É interessante consignar que a maioria formada para a concessão da medida cautelar, em que pese a posição contrária do relator, Ministro Moreira Alves, e dos Ministros Celso de Mello, Ellen Gracie e Nelson Jobim, orientou-se no sentido de que a taxa de 12% de juros compensatórios, consagrada na Súmula 618, era criação jurisprudencial, com assento constitucional, em virtude do “justo preço” (e não infraconstitucional, âmbito onde regidos os juros), reputando, por isso, inconstitucional a taxa de 6%, trazida pelo art. 15-A, “em face do enunciado da súmula 618”. Desse modo, a lei não poderia revogar a súmula.

Agora, com o julgamento do mérito da ADI 2332, a Corte Suprema alterou o seu entendimento vigente desde 1984, ano da edição da Súmula 618, segundo a qual, “na desapropriação, direta ou indireta, a taxa dos juros compensatórios é de 12% (doze por cento) ao ano”.

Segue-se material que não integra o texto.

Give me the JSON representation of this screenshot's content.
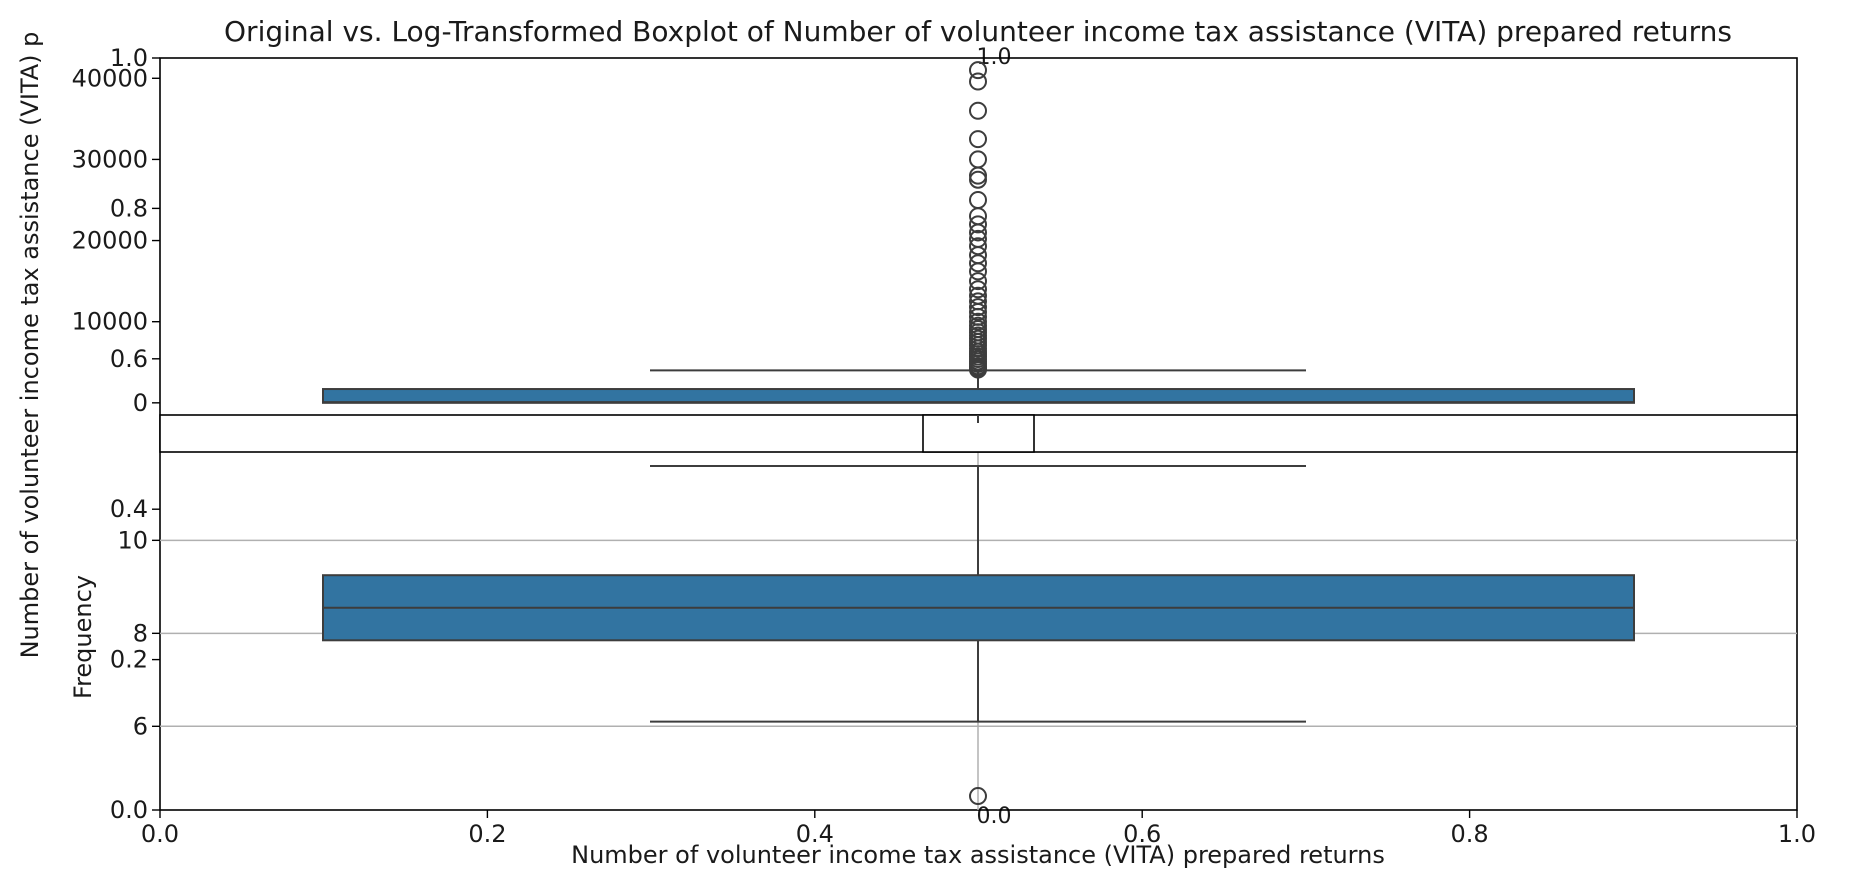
{
  "chart_data": [
    {
      "type": "box",
      "panel": "outer",
      "title": "Original vs. Log-Transformed Boxplot of Number of volunteer income tax assistance (VITA) prepared returns",
      "xlabel": "",
      "ylabel": "Number of volunteer income tax assistance (VITA) p",
      "xlim": [
        0,
        1
      ],
      "ylim": [
        0,
        1
      ],
      "x_ticks": [
        "0.0",
        "0.2",
        "0.4",
        "0.6",
        "0.8",
        "1.0"
      ],
      "y_ticks": [
        "0.0",
        "0.2",
        "0.4",
        "0.6",
        "0.8",
        "1.0"
      ],
      "grid": false
    },
    {
      "type": "box",
      "panel": "original",
      "ylim": [
        -1500,
        42500
      ],
      "y_ticks": [
        0,
        10000,
        20000,
        30000,
        40000
      ],
      "y_tick_labels": [
        "0",
        "10000",
        "20000",
        "30000",
        "40000"
      ],
      "box": {
        "whisker_low": 0,
        "q1": 0,
        "median": 80,
        "q3": 1700,
        "whisker_high": 4000
      },
      "box_color": "#3274a1",
      "outliers": [
        4100,
        4300,
        4500,
        4800,
        5100,
        5400,
        5700,
        6000,
        6300,
        6700,
        7100,
        7500,
        7900,
        8300,
        8700,
        9100,
        9500,
        10000,
        10600,
        11200,
        11800,
        12500,
        13200,
        14000,
        15000,
        16200,
        17200,
        18200,
        19300,
        20200,
        21000,
        22000,
        23000,
        25000,
        27500,
        28000,
        30000,
        32500,
        36000,
        39600,
        41000
      ],
      "grid": false
    },
    {
      "type": "box",
      "panel": "log-transformed",
      "ylabel": "Frequency",
      "ylim": [
        4.2,
        11.9
      ],
      "y_ticks": [
        6,
        8,
        10
      ],
      "y_tick_labels": [
        "6",
        "8",
        "10"
      ],
      "box": {
        "whisker_low": 6.1,
        "q1": 7.85,
        "median": 8.55,
        "q3": 9.25,
        "whisker_high": 11.6
      },
      "box_color": "#3274a1",
      "outliers": [
        4.5
      ],
      "grid": true
    },
    {
      "type": "histogram",
      "panel": "inset",
      "xlabel": "Number of volunteer income tax assistance (VITA) prepared returns",
      "xlim": [
        0,
        1
      ],
      "ylim": [
        0,
        1
      ],
      "x_ticks": [
        "0.0",
        "0.2",
        "0.4",
        "0.6",
        "0.8",
        "1.0"
      ],
      "x_top_label": "1.0",
      "x_bottom_label": "0.0"
    }
  ]
}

Restou superada também a Súmula 408 do STJ, que havia sido editada em razão da concessão da medida cautelar pelo STF na ADI 2332: “Nas ações de desapropriação, os juros compensatórios incidentes após a Medida Provisória n. 1.577, de 11/06/1997, devem ser fixados em 6% ao ano até 13/09/2001 e, a partir de então, em 12% ao ano, na forma da Súmula n. 618 do Supremo Tribunal Federal.”

Como observou o relator da ADI, Ministro Luiz Roberto Barroso, na redação original do Decreto-Lei n. 3.365, de 1941, não havia qualquer previsão de pagamento de juros compensatórios pela imissão provisória na posse do bem desapropriado, o que só veio a ocorrer a partir de 1963 por força de criação jurisprudencial[7], que se materializou na Súmula 164 do STF: "No processo de desapropriação, são devidos juros compensatórios desde a antecipada imissão de posse, ordenada pelo juiz, por motivo de urgência".[8]

E, como se tratava de criação pretoriana[9], não havendo percentual no Decreto-Lei n. 3.365, a jurisprudência do STF assentou que o percentual dos juros compensatórios deveria ser de 6% ao ano, parâmetro utilizado com base no que previa o art. 1063 do Código Civil de 1916.[10]

Todavia, em 1984, num cenário de inflação crônica e consequente perda de poder aquisitivo da moeda, sem que existissem mecanismos de correção monetária, ao qual se agregava o fato de que os processos de desapropriação demoravam um período bastante longo (“como terrível, e, infelizmente, ainda ocorre até hoje”), STF o entendeu de elevar a taxa desses juros compensatórios para 12%, em raciocínio analógico[11] com a Lei da Usura (art. 1º do Decreto n. 22.626/33, que dispunha sobre os juros nos contratos) que limitava a taxa de juros ao dobro da legalmente prevista.

Este foi o contexto em que surgiu a Súmula 618. Ocorre que em 1994 foi implantado o Plano Real, que controlou a inflação e proporcionou a estabilização da economia. Nesse contexto, em 1997, em decorrência de uma conjuntura que deixara de ser inflacionária, foi editada a Medida Provisória n. 1.577, que passou a prever, pela primeira vez, em texto normativo, juros compensatórios de "até 6%" nas desapropriações regidas pelo Decreto-Lei n. 3.365/41. Esta MP foi sucessivamente reeditada até que por Emenda Constitucional proibiu-se a reedição, convalidando as que se encontravam pendentes.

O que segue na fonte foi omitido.